Infarction of the corpus callosum: a retrospective clinical investigation

Affiliations

Infarction of the corpus callosum: a retrospective clinical investigation

Shen Li et al. PLoS One. .

Abstract

Objectives: The aim of this study was to investigate patients with ischemic infarctions in the territory of the corpus callosum to advance our understanding of this rare stroke subtype by providing comprehensive descriptive and epidemiological data.

Methods: From January 1, 2010 to June 30, 2014, all cases of acute ischemic stroke diagnosed by clinical manifestation and diffusion weighted imaging in Dalian Municipal Central Hospital were investigated. The patients presenting with corpus callosum infarctions were selected and further allocated into genu and/or body and splenium infarction groups. Proportion, lesion patterns, clinical features, risk factors and etiology of corpus callosum infarction were analyzed.

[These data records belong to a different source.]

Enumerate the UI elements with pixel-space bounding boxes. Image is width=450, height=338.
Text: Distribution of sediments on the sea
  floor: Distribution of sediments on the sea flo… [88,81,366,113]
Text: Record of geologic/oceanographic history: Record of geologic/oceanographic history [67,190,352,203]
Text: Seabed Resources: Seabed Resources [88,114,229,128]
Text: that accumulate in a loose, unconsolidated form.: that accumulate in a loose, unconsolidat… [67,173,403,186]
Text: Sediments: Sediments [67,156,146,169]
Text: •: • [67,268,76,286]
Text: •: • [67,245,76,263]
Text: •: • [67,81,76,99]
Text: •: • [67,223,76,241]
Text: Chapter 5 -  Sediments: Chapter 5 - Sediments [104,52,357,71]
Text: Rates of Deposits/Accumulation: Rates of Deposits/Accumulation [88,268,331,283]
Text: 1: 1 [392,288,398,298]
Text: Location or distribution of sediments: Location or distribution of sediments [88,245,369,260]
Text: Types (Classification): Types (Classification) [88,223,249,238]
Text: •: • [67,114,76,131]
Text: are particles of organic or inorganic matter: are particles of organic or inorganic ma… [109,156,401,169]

Results: Out of 1,629 cases, 59 patients (3.6%) with corpus callosum infarctions were identified by diffusion weighted imaging, including 7 patients who had ischemic lesions restricted to the corpus callosum territory. Thirty six patients had lesions in the splenium (61.0%). Corpus callosum infarction patients suffered from a broad spectrum of symptoms including weakness and/or numbness of the limbs, clumsy speech, and vertigo, which could not be explained by lesions in corpus callosum. A classical callosal disconnection syndrome was found in 2 out of all patients with corpus callosum infarctions. Statistical differences in the risk factor and infarct pattern between the genu and/or body group and splenium group were revealed.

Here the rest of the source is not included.